Topics related to Mechanical Enterprise, Motion, Additive Print and more.

why distributed parallel computing using RSM is slower than smp?

    • learner
      Subscriber

      I constructed the distribute memory processing environment using RSM, i,e with cluster containing 5 nodes with 6 cores on each.


      And compared the elapsed time between in DMP and SMP(local pc with 6 cores).


      Then, DMP's elapsed time is longer than SMP's, thus DMP is slower than SMP.


      What is the problem?


      Please guide me, thanks

    • peteroznewman
      Subscriber

      What is the interconnect technology between your 5 nodes?   If it is Ethernet, that is a very slow interconnect compared with other technologies.  Do all 5 nodes have the same clock speed and RAM available?  Do all five nodes use SSD for storage and not slower HDD storage?


      You are comparing DMP on 5 nodes x 6 cores with SMP on a single computer at 6 cores. Why don't you run Distributed on the single computer at 6 cores to more directly compare to the 5 nodes? I have found that Distributed generally solved in less time than SMP.


      I was fortunate to have a budget that allowed me to purchase a computer with two processors with 8 cores each for a total of 16 cores. Since the two processors are on the same motherboard, I have a high speed interconnect between them. All the processors are running at the same clock speed. I have a large SSD to store models that I am solving, which is a faster storage technology than HDD.


      Four years ago, I did some benchmarking using nine of my models and found that Structural models don't scale very well with number of cores. That means going from 2 to 4 cores reduced the time to 65% (not 50%) of the 2 core time.  Using 8 cores reduced the time to 50% (not 25%) of the 2 core time and using 16 cores reduced the time to 45% (not 12.5%) of the 2 core time.  The number in parenthesis is the expected reduction if the solver scaled perfectly with cores. You can see the diminishing returns. I have even seen the elapsed time increase when going from 14 cores to 16 cores. The numbers I report are average for the nine models. Some models scaled better and others scaled worse. You might try the same experiment with elapsed time vs number of cores on a Distributed solve.

    • learner
      Subscriber

      Thanks peter,


      I configured with the same 5 PCs(ssds, but connected with Ethernet).


      Even In a local computer(SMP), also when using only 2 cores is faster than whn using 6 cores totally, so i think this project is too small to do parallel computing.


      It finishs in about 2 seconds.


      I want to experience of advantage of distributed computing, would you provide me with a large workbenchv sample project for mechanical static analysis? Thanks again.

    • peteroznewman
      Subscriber

      Yes, your model is much too small. Are you on a Student License with the 32,000 node limit?  If so, you can't make large models that take a long time to solve, so you need to force the solution to solve many times by requesting 100 steps in the Analysis Setting.

    • learner
      Subscriber

      Hi peter,


      I evaluated the speed when using windows HPC cluser and when using local with project increased the number of steps in Analysis setting.
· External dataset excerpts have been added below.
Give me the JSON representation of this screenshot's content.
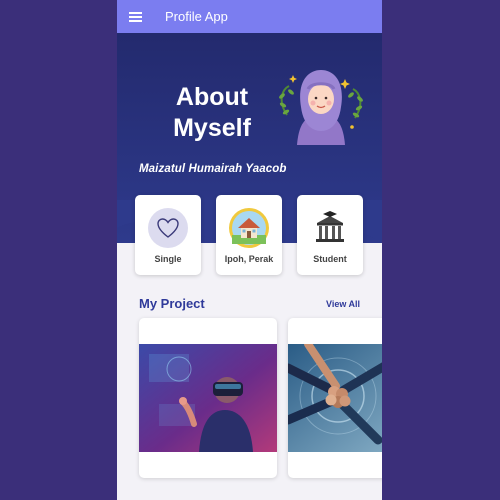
{
  "app": {
    "title": "Profile App"
  },
  "hero": {
    "title_line1": "About",
    "title_line2": "Myself",
    "name": "Maizatul Humairah Yaacob"
  },
  "info_cards": [
    {
      "label": "Single",
      "icon": "heart-icon"
    },
    {
      "label": "Ipoh, Perak",
      "icon": "house-icon"
    },
    {
      "label": "Student",
      "icon": "university-icon"
    }
  ],
  "projects": {
    "title": "My Project",
    "view_all": "View All"
  },
  "colors": {
    "appbar": "#7b7df0",
    "header": "#2a3380",
    "accent": "#2f3a9a",
    "page_bg": "#3b2f7a"
  }
}
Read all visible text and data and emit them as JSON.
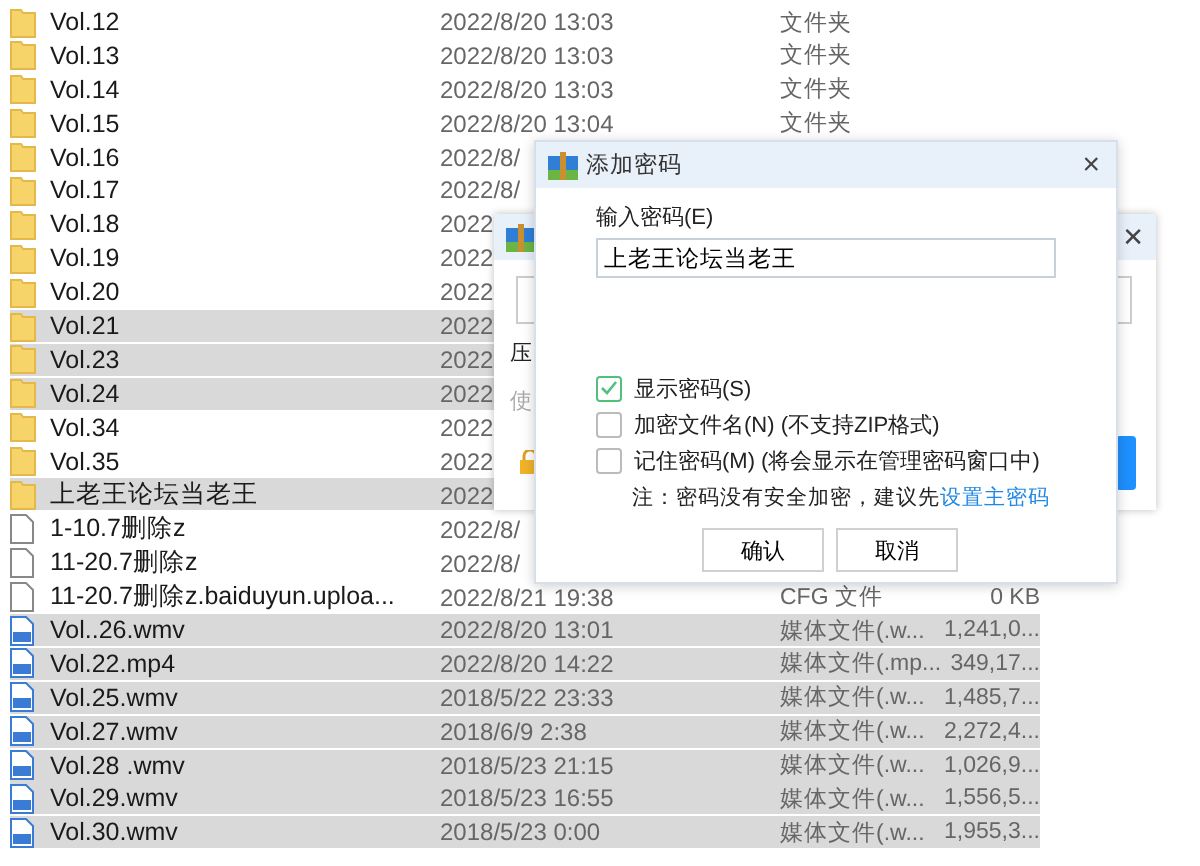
{
  "files": [
    {
      "kind": "folder",
      "name": "Vol.12",
      "date": "2022/8/20 13:03",
      "type": "文件夹",
      "selected": false
    },
    {
      "kind": "folder",
      "name": "Vol.13",
      "date": "2022/8/20 13:03",
      "type": "文件夹",
      "selected": false
    },
    {
      "kind": "folder",
      "name": "Vol.14",
      "date": "2022/8/20 13:03",
      "type": "文件夹",
      "selected": false
    },
    {
      "kind": "folder",
      "name": "Vol.15",
      "date": "2022/8/20 13:04",
      "type": "文件夹",
      "selected": false
    },
    {
      "kind": "folder",
      "name": "Vol.16",
      "date": "2022/8/",
      "selected": false
    },
    {
      "kind": "folder",
      "name": "Vol.17",
      "date": "2022/8/",
      "selected": false
    },
    {
      "kind": "folder",
      "name": "Vol.18",
      "date": "2022",
      "selected": false
    },
    {
      "kind": "folder",
      "name": "Vol.19",
      "date": "2022",
      "selected": false
    },
    {
      "kind": "folder",
      "name": "Vol.20",
      "date": "2022",
      "selected": false
    },
    {
      "kind": "folder",
      "name": "Vol.21",
      "date": "2022",
      "selected": true
    },
    {
      "kind": "folder",
      "name": "Vol.23",
      "date": "2022",
      "selected": true
    },
    {
      "kind": "folder",
      "name": "Vol.24",
      "date": "2022",
      "selected": true
    },
    {
      "kind": "folder",
      "name": "Vol.34",
      "date": "2022",
      "selected": false
    },
    {
      "kind": "folder",
      "name": "Vol.35",
      "date": "2022",
      "selected": false
    },
    {
      "kind": "folder",
      "name": "上老王论坛当老王",
      "date": "2022",
      "selected": true
    },
    {
      "kind": "file",
      "name": "1-10.7删除z",
      "date": "2022/8/",
      "selected": false
    },
    {
      "kind": "file",
      "name": "11-20.7删除z",
      "date": "2022/8/",
      "selected": false
    },
    {
      "kind": "file",
      "name": "11-20.7删除z.baiduyun.uploa...",
      "date": "2022/8/21 19:38",
      "type": "CFG 文件",
      "size": "0 KB",
      "selected": false
    },
    {
      "kind": "media",
      "name": "Vol..26.wmv",
      "date": "2022/8/20 13:01",
      "type": "媒体文件(.w...",
      "size": "1,241,0...",
      "selected": true
    },
    {
      "kind": "media",
      "name": "Vol.22.mp4",
      "date": "2022/8/20 14:22",
      "type": "媒体文件(.mp...",
      "size": "349,17...",
      "selected": true
    },
    {
      "kind": "media",
      "name": "Vol.25.wmv",
      "date": "2018/5/22 23:33",
      "type": "媒体文件(.w...",
      "size": "1,485,7...",
      "selected": true
    },
    {
      "kind": "media",
      "name": "Vol.27.wmv",
      "date": "2018/6/9 2:38",
      "type": "媒体文件(.w...",
      "size": "2,272,4...",
      "selected": true
    },
    {
      "kind": "media",
      "name": "Vol.28 .wmv",
      "date": "2018/5/23 21:15",
      "type": "媒体文件(.w...",
      "size": "1,026,9...",
      "selected": true
    },
    {
      "kind": "media",
      "name": "Vol.29.wmv",
      "date": "2018/5/23 16:55",
      "type": "媒体文件(.w...",
      "size": "1,556,5...",
      "selected": true
    },
    {
      "kind": "media",
      "name": "Vol.30.wmv",
      "date": "2018/5/23 0:00",
      "type": "媒体文件(.w...",
      "size": "1,955,3...",
      "selected": true
    }
  ],
  "back_dialog": {
    "close": "✕",
    "fragments": [
      {
        "text": "压",
        "disabled": false
      },
      {
        "text": "使",
        "disabled": true
      }
    ]
  },
  "password_dialog": {
    "title": "添加密码",
    "close": "×",
    "field_label": "输入密码(E)",
    "password": "上老王论坛当老王",
    "options": [
      {
        "label": "显示密码(S)",
        "checked": true
      },
      {
        "label": "加密文件名(N) (不支持ZIP格式)",
        "checked": false
      },
      {
        "label": "记住密码(M) (将会显示在管理密码窗口中)",
        "checked": false
      }
    ],
    "note": "注：密码没有安全加密，建议先",
    "note_link": "设置主密码",
    "buttons": [
      "确认",
      "取消"
    ]
  }
}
      But when using windows HPC cluster which consists of 2 nodes, it was much slow than local mode(1 node).


      My ethernet is 1Gbps.


      I can't figure out the reason. 


      I will be appreciate for you help me more, thanks

    • peteroznewman
      Subscriber

       On second thought, I don't think forcing multiple analysis steps is going to show a difference as the number of cores is increased.  I think you need a larger model.


      Please use File > Archive to create a .wbpz file and attach that to your reply so I can see the size of your model.


      Which license do you have, the limited Student license or an unlimited license?

    • learner
      Subscriber

      I have an unlimied license and attatched my project

    • peteroznewman
      Subscriber

      There is some good information in the Solution Output.


       *** WARNING ***                         CP =       9.953   TIME= 11:46:10
       It has been detected that the communication speed for Distibuted ANSYS 
       between processor 0 and processor 12 is only 79.428862 MB/sec. In     
       order to achieve optimal performance it is recommended that the        
       minimal interconnect speed between any set of processors be at least   
       1000 MB/sec. 


      Gigabit Ethernet has a theoretical speed of 1000 Mbps ~ 100 MB/sec, which is more than 100 times too slow.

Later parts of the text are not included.